A polêmica sobre o rito de escolha do novo presidente do Senado reflete, mais uma vez, a distância entre Brasília e o resto do Brasil. O embate entre os defensores do voto aberto e fechado passa longe dos motivos nobres que deveriam pautar o debate – transparência, respeito à lei e aos eleitores. O que está em jogo, mais uma vez, são nomes. Sabe-se que o voto fechado favorecerá ao senador Renan Calheiros, político tradicional que busca, mais uma vez, sua fatia de poder. Desgastado junto à opinião pública, Renan aumentará suas chances de vitória se seus apoiadores não tiveram de prestar contas públicas sobre o voto. É nesse sentido que caminham os fatos depois da decisão favorável ao voto fechado do presidente do Supremo Tribunal Federal, ministro Dias Toffoli.
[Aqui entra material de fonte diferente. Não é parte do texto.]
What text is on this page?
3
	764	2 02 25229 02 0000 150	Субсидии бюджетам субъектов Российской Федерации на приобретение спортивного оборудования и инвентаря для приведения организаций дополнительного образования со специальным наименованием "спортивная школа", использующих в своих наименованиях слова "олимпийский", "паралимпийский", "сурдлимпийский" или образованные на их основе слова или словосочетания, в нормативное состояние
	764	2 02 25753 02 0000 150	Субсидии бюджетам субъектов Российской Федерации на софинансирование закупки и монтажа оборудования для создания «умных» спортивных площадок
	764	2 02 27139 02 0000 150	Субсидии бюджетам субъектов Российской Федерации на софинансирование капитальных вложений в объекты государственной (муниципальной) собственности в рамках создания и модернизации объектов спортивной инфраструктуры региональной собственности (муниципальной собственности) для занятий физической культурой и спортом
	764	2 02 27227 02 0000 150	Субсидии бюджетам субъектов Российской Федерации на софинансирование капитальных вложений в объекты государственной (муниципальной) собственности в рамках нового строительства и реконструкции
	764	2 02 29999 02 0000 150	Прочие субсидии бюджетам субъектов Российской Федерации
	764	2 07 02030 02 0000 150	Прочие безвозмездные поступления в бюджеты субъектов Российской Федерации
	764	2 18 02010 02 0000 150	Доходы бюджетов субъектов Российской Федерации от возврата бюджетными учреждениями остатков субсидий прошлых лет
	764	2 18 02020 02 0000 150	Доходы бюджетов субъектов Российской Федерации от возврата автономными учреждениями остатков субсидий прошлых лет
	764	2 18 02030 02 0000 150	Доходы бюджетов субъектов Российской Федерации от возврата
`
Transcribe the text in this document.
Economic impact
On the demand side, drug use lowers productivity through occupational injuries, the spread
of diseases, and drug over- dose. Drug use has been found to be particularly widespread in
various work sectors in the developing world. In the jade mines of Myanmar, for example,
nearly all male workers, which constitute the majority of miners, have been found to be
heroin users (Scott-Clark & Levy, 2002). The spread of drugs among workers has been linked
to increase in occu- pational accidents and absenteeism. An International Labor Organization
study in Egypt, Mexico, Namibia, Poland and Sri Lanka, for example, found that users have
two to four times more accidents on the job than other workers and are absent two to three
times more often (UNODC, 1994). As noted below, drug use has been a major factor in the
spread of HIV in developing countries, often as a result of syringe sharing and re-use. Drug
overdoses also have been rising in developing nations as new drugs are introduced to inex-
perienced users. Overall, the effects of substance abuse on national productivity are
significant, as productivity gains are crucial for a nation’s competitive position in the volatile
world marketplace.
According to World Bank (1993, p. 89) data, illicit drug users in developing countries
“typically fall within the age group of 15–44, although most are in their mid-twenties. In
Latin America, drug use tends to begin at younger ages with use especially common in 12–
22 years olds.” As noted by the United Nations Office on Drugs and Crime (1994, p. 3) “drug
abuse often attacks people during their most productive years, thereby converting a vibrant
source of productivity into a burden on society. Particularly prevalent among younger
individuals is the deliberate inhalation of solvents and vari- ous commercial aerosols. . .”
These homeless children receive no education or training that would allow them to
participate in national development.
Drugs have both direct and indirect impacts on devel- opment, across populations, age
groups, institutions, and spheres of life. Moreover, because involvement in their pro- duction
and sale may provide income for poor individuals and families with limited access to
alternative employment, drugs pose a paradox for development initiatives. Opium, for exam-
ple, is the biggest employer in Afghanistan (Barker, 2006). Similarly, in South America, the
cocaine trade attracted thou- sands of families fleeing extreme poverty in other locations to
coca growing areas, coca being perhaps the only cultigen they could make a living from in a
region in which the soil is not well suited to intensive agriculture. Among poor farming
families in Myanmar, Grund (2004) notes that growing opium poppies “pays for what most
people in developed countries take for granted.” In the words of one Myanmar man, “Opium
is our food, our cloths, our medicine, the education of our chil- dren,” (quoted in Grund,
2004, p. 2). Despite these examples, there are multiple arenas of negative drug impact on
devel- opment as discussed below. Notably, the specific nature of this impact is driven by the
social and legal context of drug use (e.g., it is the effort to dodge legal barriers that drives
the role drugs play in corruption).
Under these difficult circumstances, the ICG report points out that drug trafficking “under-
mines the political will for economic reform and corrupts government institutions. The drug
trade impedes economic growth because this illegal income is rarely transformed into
É sintomático que um político formado no berço dos piores vícios da arte brasileira de favores e acordos nas sombras, seja o favorito para ganhar, também longe dos olhos dos eleitores, o estratégico posto no Congresso. O fôlego impressionante que o mais simbólico representante da velha política exibe dá a real medida sobre a enraizamento do clientelismo na vida pública brasileira. Na posição de presidente do Senado, ele poderá controlar quando e quais pautas irão à votação, colocando o governo Bolsonaro na incômoda posição de ter de fazer parte de um jogo que o Brasil já demostrou que gostaria de ver sepultado no passado.
Pode-se criticar a interferência do STF na eleição do Senado, mas é sempre bom lembrar que o Suprema Corte foi chamada a se manifestar pelos próprios senadores, que não conseguem se entender sobre um entendimento interno e que já deveria, há muito, estar consolidado.
A disputa entre voto aberto e fechado no Senado retrata um aspecto nefasto da vida pública nacional. A regra se molda às conveniências do momento, sem qualquer compromisso com a necessária segurança jurídica.
Enquanto nossos parlamentares canalizam energias para a disputa interna de poder, o Brasil tem pressa em resolver questões bem mais relevantes, como a reforma da previdência, a violência urbana, a crise na saúde e o déficit qualitativo na educação.
Embates desse tipo são normais e saudáveis nos parlamentos. A questão brasileira é o dimensão e os mecanismos obscuros usados no processo. Brasília, infelizmente, demora mais uma vez para ouvir o Brasil, que pediu, nas urnas, ética, transparência e foco no interesse público.